05/22/2026 | Press release | Distributed by Public on 05/22/2026 06:05
As previously disclosed, on September 26, 2025, Tiptree Inc., a Maryland corporation ("Tiptree") entered into an Agreement and Plan of Merger (as amended, the "Merger Agreement") with DB Insurance Co., Ltd., incorporated and existing under the laws of the Republic of Korea ("Purchaser"), and The Fortegra Group, Inc., a Delaware corporation and subsidiary of Tiptree ("Fortegra"). DB Insurance North America Merger Sub, Inc., a Delaware corporation and wholly owned subsidiary of Purchaser ("Merger Sub"), was subsequently incorporated in Delaware and, on April 8, 2026, executed a joinder to the Merger Agreement to become a party thereto. The Merger Agreement provides that Purchaser will acquire Fortegra for a purchase price of $1.65 billion in cash (subject to certain adjustments set forth in the Merger Agreement) by means of a merger of Merger Sub with and into Fortegra, with Fortegra surviving the Merger as a wholly owned subsidiary of Purchaser (the "Merger").
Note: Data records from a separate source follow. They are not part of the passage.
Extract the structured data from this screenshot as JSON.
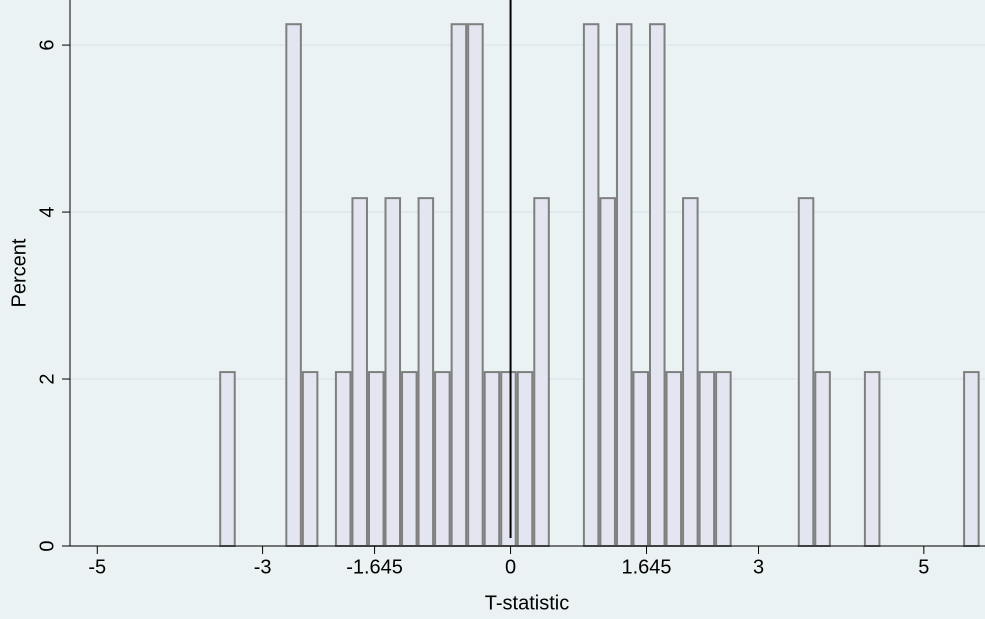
{
  "chart_data": {
    "type": "histogram",
    "x_label": "T-statistic",
    "y_label": "Percent",
    "bins": [
      -3.525,
      -3.325,
      -3.125,
      -2.925,
      -2.725,
      -2.525,
      -2.325,
      -2.125,
      -1.925,
      -1.725,
      -1.525,
      -1.325,
      -1.125,
      -0.925,
      -0.725,
      -0.525,
      -0.325,
      -0.125,
      0.075,
      0.275,
      0.475,
      0.675,
      0.875,
      1.075,
      1.275,
      1.475,
      1.675,
      1.875,
      2.075,
      2.275,
      2.475,
      2.675,
      2.875,
      3.075,
      3.275,
      3.475,
      3.675,
      3.875,
      4.075,
      4.275,
      4.475,
      4.675,
      4.875,
      5.075,
      5.275,
      5.475,
      5.675
    ],
    "values": [
      2.083333,
      0,
      0,
      0,
      6.25,
      2.083333,
      0,
      2.083333,
      4.166667,
      2.083333,
      4.166667,
      2.083333,
      4.166667,
      2.083333,
      6.25,
      6.25,
      2.083333,
      2.083333,
      2.083333,
      4.166667,
      0,
      0,
      6.25,
      4.166667,
      6.25,
      2.083333,
      6.25,
      2.083333,
      4.166667,
      2.083333,
      2.083333,
      0,
      0,
      0,
      0,
      4.166667,
      2.083333,
      0,
      0,
      2.083333,
      0,
      0,
      0,
      0,
      0,
      2.083333
    ],
    "color": "#e3e6f0",
    "edge_color": "#7f7f7f",
    "xlim": [
      -5.33,
      5.74
    ],
    "ylim": [
      0,
      6.54
    ],
    "xticks": [
      -5,
      -3,
      -1.645,
      0,
      1.645,
      3,
      5
    ],
    "yticks": [
      0,
      2,
      4,
      6
    ],
    "xline": 0,
    "grid": true
  }
}
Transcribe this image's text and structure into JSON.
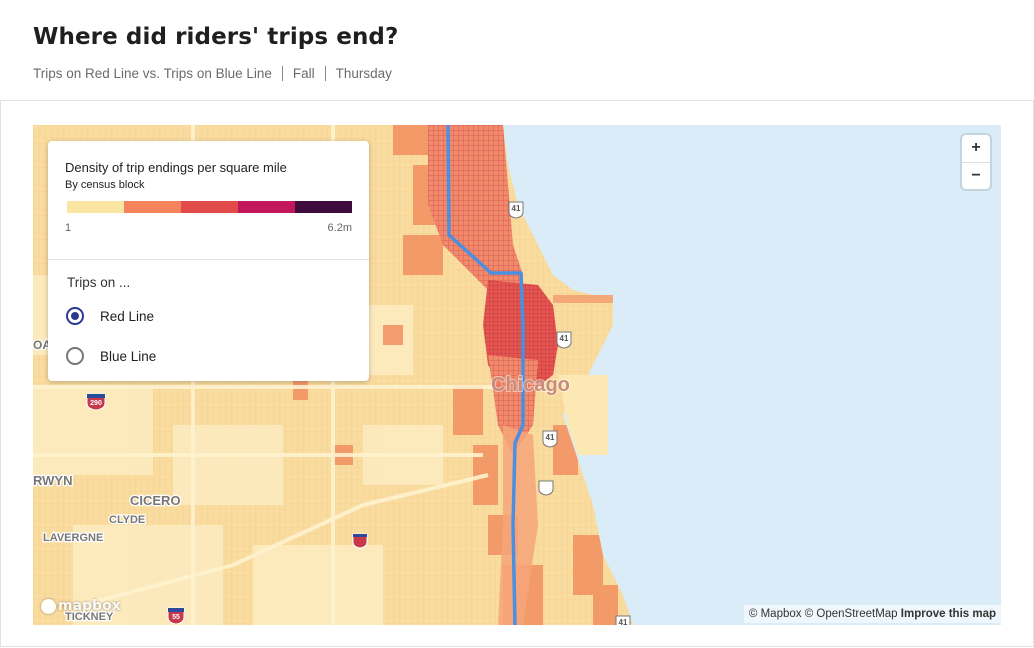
{
  "header": {
    "title": "Where did riders' trips end?",
    "filters": [
      "Trips on Red Line vs. Trips on Blue Line",
      "Fall",
      "Thursday"
    ]
  },
  "legend": {
    "title": "Density of trip endings per square mile",
    "subtitle": "By census block",
    "min_label": "1",
    "max_label": "6.2m",
    "colors": [
      "#fbe5a2",
      "#f4845c",
      "#e14c4a",
      "#c2185b",
      "#3f0a3c"
    ],
    "trips_label": "Trips on ...",
    "options": [
      {
        "label": "Red Line",
        "selected": true
      },
      {
        "label": "Blue Line",
        "selected": false
      }
    ]
  },
  "map": {
    "place_labels": {
      "city": "Chicago",
      "cicero": "CICERO",
      "clyde": "CLYDE",
      "lavergne": "LAVERGNE",
      "berwyn_fragment": "RWYN",
      "oak_fragment": "OA",
      "stickney_fragment": "TICKNEY"
    },
    "route_shields": {
      "us41_a": "41",
      "us41_b": "41",
      "us41_c": "41",
      "us41_d": "41",
      "i290": "290",
      "i55": "55"
    },
    "colors": {
      "water": "#d9ecf7",
      "land": "#fbe8b3",
      "route_line": "#4a90e2"
    },
    "zoom_in": "+",
    "zoom_out": "−",
    "attribution": {
      "mapbox": "© Mapbox",
      "osm": "© OpenStreetMap",
      "improve": "Improve this map"
    },
    "logo_text": "mapbox"
  }
}
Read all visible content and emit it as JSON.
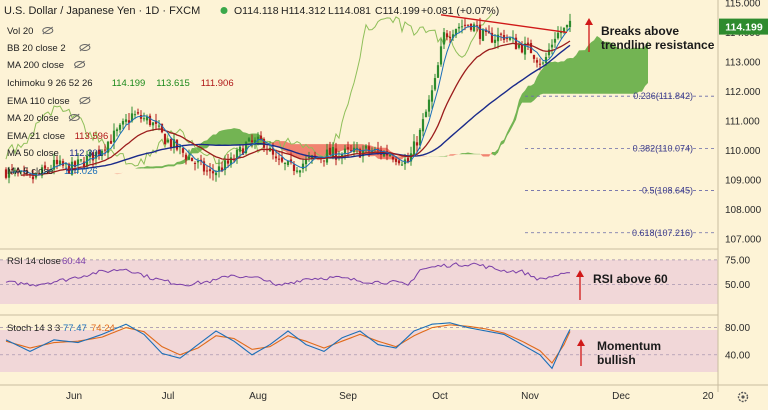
{
  "header": {
    "symbol_title": "U.S. Dollar / Japanese Yen · 1D · FXCM",
    "ohlc": {
      "open": "O114.118",
      "high": "H114.312",
      "low": "L114.081",
      "close": "C114.199",
      "change": "+0.081 (+0.07%)"
    }
  },
  "price_badge": "114.199",
  "indicators": [
    {
      "label": "Vol 20",
      "values": []
    },
    {
      "label": "BB 20 close 2",
      "values": []
    },
    {
      "label": "MA 200 close",
      "values": []
    },
    {
      "label": "Ichimoku 9 26 52 26",
      "values": [
        "114.199",
        "113.615",
        "111.906"
      ],
      "colors": [
        "#1c8a1c",
        "#1c8a1c",
        "#b01818"
      ]
    },
    {
      "label": "EMA 110 close",
      "values": []
    },
    {
      "label": "MA 20 close",
      "values": []
    },
    {
      "label": "EMA 21 close",
      "values": [
        "113.596"
      ],
      "colors": [
        "#b01818"
      ]
    },
    {
      "label": "MA 50 close",
      "values": [
        "112.301"
      ],
      "colors": [
        "#1a2a8a"
      ]
    },
    {
      "label": "MA 5 close",
      "values": [
        "114.026"
      ],
      "colors": [
        "#1b6fb8"
      ]
    }
  ],
  "annotations": {
    "main": "Breaks above\ntrendline resistance",
    "rsi": "RSI above 60",
    "stoch": "Momentum\nbullish"
  },
  "fib_levels": [
    {
      "label": "0.236(111.842)",
      "value": 111.842
    },
    {
      "label": "0.382(110.074)",
      "value": 110.074
    },
    {
      "label": "0.5(108.645)",
      "value": 108.645
    },
    {
      "label": "0.618(107.216)",
      "value": 107.216
    }
  ],
  "rsi": {
    "label": "RSI 14 close",
    "value": "60.44",
    "ticks": [
      "75.00",
      "50.00"
    ]
  },
  "stoch": {
    "label": "Stoch 14 3 3",
    "k": "77.47",
    "d": "74.24",
    "ticks": [
      "80.00",
      "40.00"
    ]
  },
  "colors": {
    "up": "#2e8b2e",
    "down": "#b31b1b",
    "cloud_bull": "#5aa83c",
    "cloud_bear": "#ee6e5e",
    "ema21": "#9b1c1c",
    "ma50": "#1a2a8a",
    "ma5": "#1b6fb8",
    "chikou": "#8fbf5a",
    "rsi_line": "#7b3fa8",
    "stoch_k": "#1b6fb8",
    "stoch_d": "#e06a1a",
    "annotation_arrow": "#d01818",
    "badge": "#2e8b2e"
  },
  "chart_data": {
    "type": "candlestick",
    "title": "U.S. Dollar / Japanese Yen · 1D · FXCM",
    "x_tick_labels": [
      "Jun",
      "Jul",
      "Aug",
      "Sep",
      "Oct",
      "Nov",
      "Dec",
      "20"
    ],
    "y_ticks": [
      107,
      108,
      109,
      110,
      111,
      112,
      113,
      114,
      115
    ],
    "y_range": [
      106.7,
      115.1
    ],
    "price_path": [
      [
        0,
        109.3
      ],
      [
        8,
        109.0
      ],
      [
        16,
        109.5
      ],
      [
        22,
        109.4
      ],
      [
        30,
        109.9
      ],
      [
        38,
        110.7
      ],
      [
        42,
        111.2
      ],
      [
        48,
        111.0
      ],
      [
        53,
        110.4
      ],
      [
        58,
        110.0
      ],
      [
        63,
        109.6
      ],
      [
        68,
        109.2
      ],
      [
        75,
        109.6
      ],
      [
        80,
        110.2
      ],
      [
        86,
        110.3
      ],
      [
        90,
        109.6
      ],
      [
        95,
        109.4
      ],
      [
        102,
        109.7
      ],
      [
        108,
        109.9
      ],
      [
        114,
        109.9
      ],
      [
        120,
        110.0
      ],
      [
        128,
        109.9
      ],
      [
        134,
        109.6
      ],
      [
        138,
        110.6
      ],
      [
        143,
        112.3
      ],
      [
        146,
        113.9
      ],
      [
        150,
        114.2
      ],
      [
        155,
        114.3
      ],
      [
        160,
        113.8
      ],
      [
        166,
        113.9
      ],
      [
        170,
        113.6
      ],
      [
        175,
        113.4
      ],
      [
        179,
        112.9
      ],
      [
        183,
        113.9
      ],
      [
        188,
        114.2
      ]
    ],
    "trendline": [
      [
        145,
        114.6
      ],
      [
        187,
        114.0
      ]
    ],
    "rsi_series": [
      [
        0,
        52
      ],
      [
        10,
        50
      ],
      [
        20,
        55
      ],
      [
        30,
        62
      ],
      [
        40,
        66
      ],
      [
        48,
        57
      ],
      [
        55,
        52
      ],
      [
        60,
        50
      ],
      [
        70,
        54
      ],
      [
        75,
        60
      ],
      [
        80,
        57
      ],
      [
        86,
        56
      ],
      [
        90,
        48
      ],
      [
        100,
        56
      ],
      [
        110,
        57
      ],
      [
        120,
        53
      ],
      [
        130,
        52
      ],
      [
        134,
        49
      ],
      [
        138,
        65
      ],
      [
        145,
        69
      ],
      [
        150,
        70
      ],
      [
        156,
        71
      ],
      [
        160,
        68
      ],
      [
        166,
        64
      ],
      [
        172,
        63
      ],
      [
        178,
        55
      ],
      [
        183,
        59
      ],
      [
        188,
        60.44
      ]
    ],
    "stoch_k_series": [
      [
        0,
        62
      ],
      [
        8,
        45
      ],
      [
        16,
        62
      ],
      [
        24,
        58
      ],
      [
        32,
        70
      ],
      [
        40,
        85
      ],
      [
        46,
        70
      ],
      [
        52,
        42
      ],
      [
        58,
        35
      ],
      [
        64,
        55
      ],
      [
        70,
        75
      ],
      [
        76,
        60
      ],
      [
        82,
        40
      ],
      [
        88,
        55
      ],
      [
        94,
        75
      ],
      [
        100,
        55
      ],
      [
        106,
        45
      ],
      [
        112,
        65
      ],
      [
        118,
        75
      ],
      [
        124,
        55
      ],
      [
        130,
        50
      ],
      [
        136,
        75
      ],
      [
        142,
        85
      ],
      [
        148,
        87
      ],
      [
        154,
        80
      ],
      [
        160,
        75
      ],
      [
        166,
        70
      ],
      [
        172,
        55
      ],
      [
        178,
        40
      ],
      [
        182,
        20
      ],
      [
        186,
        60
      ],
      [
        188,
        77.47
      ]
    ],
    "stoch_d_series": [
      [
        0,
        60
      ],
      [
        8,
        50
      ],
      [
        16,
        58
      ],
      [
        24,
        60
      ],
      [
        32,
        66
      ],
      [
        40,
        80
      ],
      [
        46,
        74
      ],
      [
        52,
        52
      ],
      [
        58,
        40
      ],
      [
        64,
        50
      ],
      [
        70,
        68
      ],
      [
        76,
        64
      ],
      [
        82,
        48
      ],
      [
        88,
        52
      ],
      [
        94,
        68
      ],
      [
        100,
        60
      ],
      [
        106,
        50
      ],
      [
        112,
        60
      ],
      [
        118,
        70
      ],
      [
        124,
        60
      ],
      [
        130,
        52
      ],
      [
        136,
        68
      ],
      [
        142,
        80
      ],
      [
        148,
        84
      ],
      [
        154,
        82
      ],
      [
        160,
        78
      ],
      [
        166,
        72
      ],
      [
        172,
        60
      ],
      [
        178,
        46
      ],
      [
        182,
        28
      ],
      [
        186,
        55
      ],
      [
        188,
        74.24
      ]
    ]
  }
}
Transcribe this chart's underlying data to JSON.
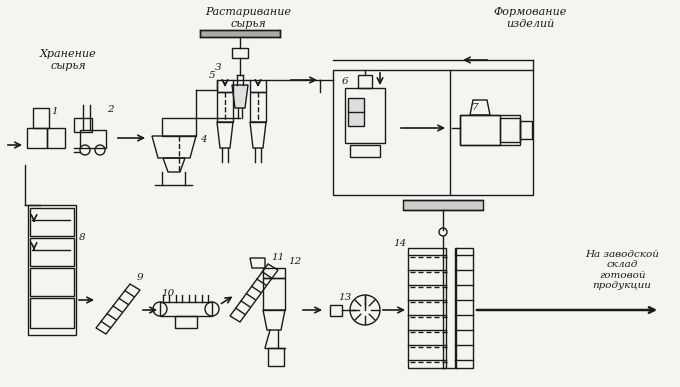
{
  "bg_color": "#f5f5f0",
  "line_color": "#1a1a1a",
  "text_color": "#1a1a1a",
  "lbl_storage": "Хранение\nсырья",
  "lbl_unpack": "Растаривание\nсырья",
  "lbl_forming": "Формование\nизделий",
  "lbl_warehouse": "На заводской\nсклад\nготовой\nпродукции"
}
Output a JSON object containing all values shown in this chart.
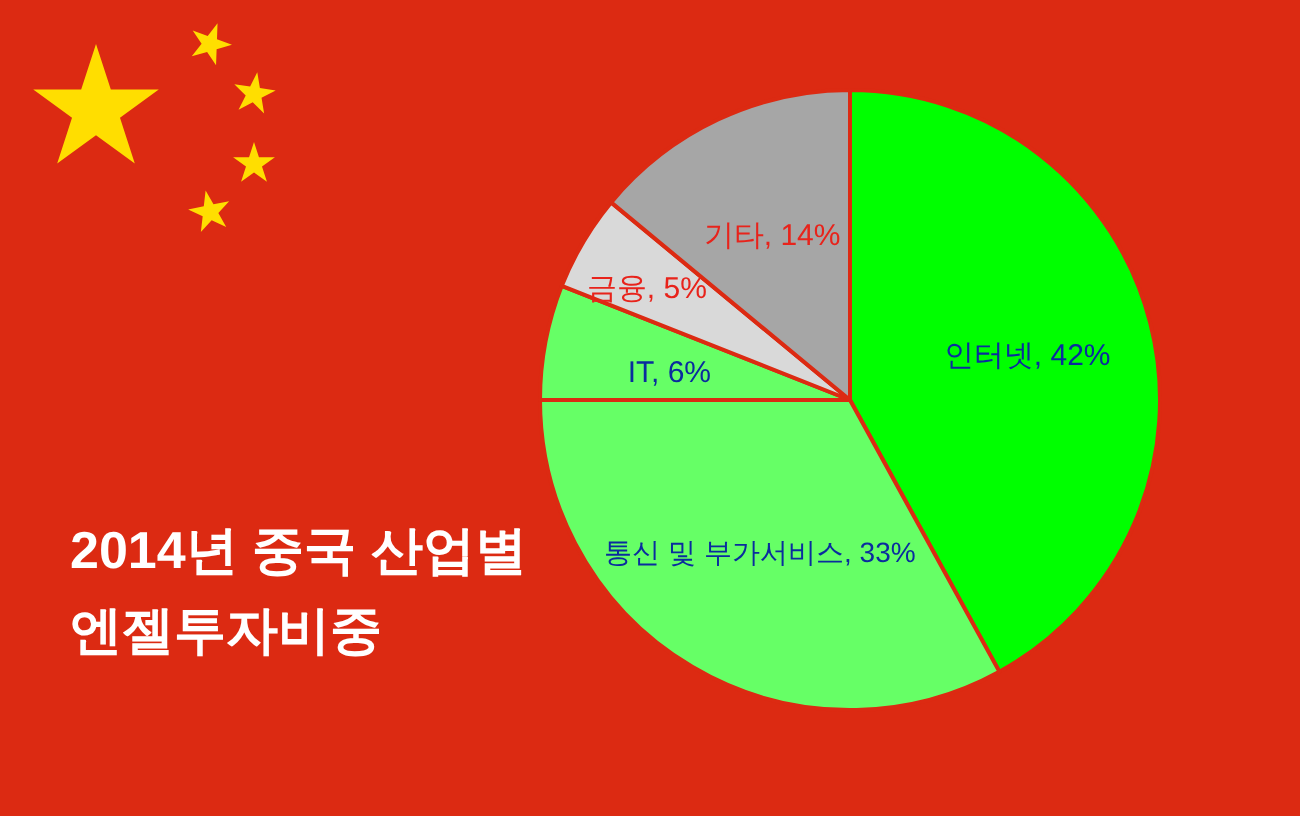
{
  "chart_data": {
    "type": "pie",
    "title": "2014년 중국 산업별 엔젤투자비중",
    "categories": [
      "인터넷",
      "통신 및 부가서비스",
      "IT",
      "금융",
      "기타"
    ],
    "values": [
      42,
      33,
      6,
      5,
      14
    ],
    "colors": [
      "#00ff00",
      "#66ff66",
      "#66ff66",
      "#d9d9d9",
      "#a6a6a6"
    ],
    "value_labels": [
      "42%",
      "33%",
      "6%",
      "5%",
      "14%"
    ]
  }
}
The Merger Agreement also provides that the parties will consummate the Merger on the last business day of the month in which all applicable conditions (other than those conditions that by their terms are to be satisfied at the closing, but subject to the satisfaction or waiver of those conditions at the closing) have been satisfied or waived. The parties expect to consummate the Merger on May 29, 2026, subject to the satisfaction of remaining customary closing conditions.
The information in this Item 7.01 shall not be deemed "filed" for purposes of Section 18 of the Securities Exchange Act of 1934, as amended (the "1934 Act"), nor shall it be deemed incorporated by reference in any filing under the Securities Act of 1933, as amended, or the 1934 Act.